June 6, 2020

challenges working on electronics

Working on electronics makes me appreciate how easy software engineering is.

Why is that? Personally I can work efficiently when I have a tight feedback loop and when I can simulate the environment I’m working in. This allows me to make small changes and quickly converge my design towards the desired state I want to reach.

With electronics establishing a tight feedback loop is much more complicated. Assuming you layed down your schematic, sanity checked all nets and verified your PCB with design rule checks you eventually end up ordering a PCB. If that PCB has any flaws the only option you have to establish a feedback loop is to rework traces; cutting them with a knife, and resoldering new traces with enameled wire.

While this works, it is much more involved and it requires much more time. With software my feedback loops are minutes, often seconds. With hardware I’m looking at hours, sometimes days depending on the rework required.

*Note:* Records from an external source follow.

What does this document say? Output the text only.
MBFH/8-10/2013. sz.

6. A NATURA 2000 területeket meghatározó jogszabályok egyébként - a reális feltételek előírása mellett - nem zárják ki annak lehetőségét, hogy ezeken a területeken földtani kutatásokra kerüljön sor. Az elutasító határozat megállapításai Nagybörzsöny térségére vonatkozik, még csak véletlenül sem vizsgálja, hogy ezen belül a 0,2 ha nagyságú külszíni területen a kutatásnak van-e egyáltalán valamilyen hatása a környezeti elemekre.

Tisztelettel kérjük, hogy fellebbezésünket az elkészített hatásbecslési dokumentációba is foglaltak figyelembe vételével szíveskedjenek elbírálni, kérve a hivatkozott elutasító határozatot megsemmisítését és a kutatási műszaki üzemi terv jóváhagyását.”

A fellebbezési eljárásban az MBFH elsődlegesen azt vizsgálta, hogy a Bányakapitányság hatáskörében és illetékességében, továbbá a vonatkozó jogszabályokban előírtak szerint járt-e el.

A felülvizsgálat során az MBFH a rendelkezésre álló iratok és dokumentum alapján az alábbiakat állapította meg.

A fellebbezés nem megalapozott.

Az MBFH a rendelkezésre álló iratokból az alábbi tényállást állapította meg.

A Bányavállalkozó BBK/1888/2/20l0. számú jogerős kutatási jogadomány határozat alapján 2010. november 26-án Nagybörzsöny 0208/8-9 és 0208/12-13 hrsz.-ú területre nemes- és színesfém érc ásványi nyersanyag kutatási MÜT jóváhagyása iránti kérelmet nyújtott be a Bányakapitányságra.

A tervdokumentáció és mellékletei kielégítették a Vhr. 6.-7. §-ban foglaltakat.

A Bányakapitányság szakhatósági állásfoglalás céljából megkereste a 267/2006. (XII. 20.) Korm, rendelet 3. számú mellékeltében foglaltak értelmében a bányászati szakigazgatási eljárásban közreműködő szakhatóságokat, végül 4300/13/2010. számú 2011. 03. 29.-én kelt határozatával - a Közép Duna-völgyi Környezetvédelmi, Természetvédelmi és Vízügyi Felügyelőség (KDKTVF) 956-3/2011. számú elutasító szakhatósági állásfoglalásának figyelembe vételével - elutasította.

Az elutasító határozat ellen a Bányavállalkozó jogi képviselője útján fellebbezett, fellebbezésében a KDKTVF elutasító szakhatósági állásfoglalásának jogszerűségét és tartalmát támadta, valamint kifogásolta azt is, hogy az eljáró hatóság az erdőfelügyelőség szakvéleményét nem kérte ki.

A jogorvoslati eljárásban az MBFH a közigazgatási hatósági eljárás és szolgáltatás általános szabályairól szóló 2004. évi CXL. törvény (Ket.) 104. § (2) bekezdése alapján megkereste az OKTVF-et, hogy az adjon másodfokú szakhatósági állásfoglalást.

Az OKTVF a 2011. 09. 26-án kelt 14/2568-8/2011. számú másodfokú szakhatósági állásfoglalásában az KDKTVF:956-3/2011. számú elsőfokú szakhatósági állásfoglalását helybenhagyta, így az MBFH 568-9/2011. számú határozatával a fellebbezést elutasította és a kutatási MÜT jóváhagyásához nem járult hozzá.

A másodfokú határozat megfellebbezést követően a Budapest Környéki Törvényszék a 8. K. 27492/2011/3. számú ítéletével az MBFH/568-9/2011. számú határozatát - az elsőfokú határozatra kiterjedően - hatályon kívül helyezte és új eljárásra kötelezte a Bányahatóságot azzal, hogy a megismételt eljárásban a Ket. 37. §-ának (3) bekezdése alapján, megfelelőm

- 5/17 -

But what about simulating environments? The best I could find for hardware is SPICE, which only simulates analog electronics. There seems to be nothing which allows me to simulate a communication bus like I2C and different ICs like I/O expanders connected to this bus. Because of this I need to accept a compromise because I can’t emulate the MCUs or ICs I use. Interactions which rely on a combination of analog signals and logic embedded in the system firmware of a MCU can not be simulated today.

So the compromise I have to make is to decouple all my code from the system it is executed on.

More often than not this compromise reduces my trust in the simulation. It causes a lack of automated end-to-end tests, forcing time intense manual verification for every change.

Not an ideal situation and yet good enough for my small hobby projects.

But it makes me wonder: how do professional EEs handle challenges regarding cycle time and automated system verification?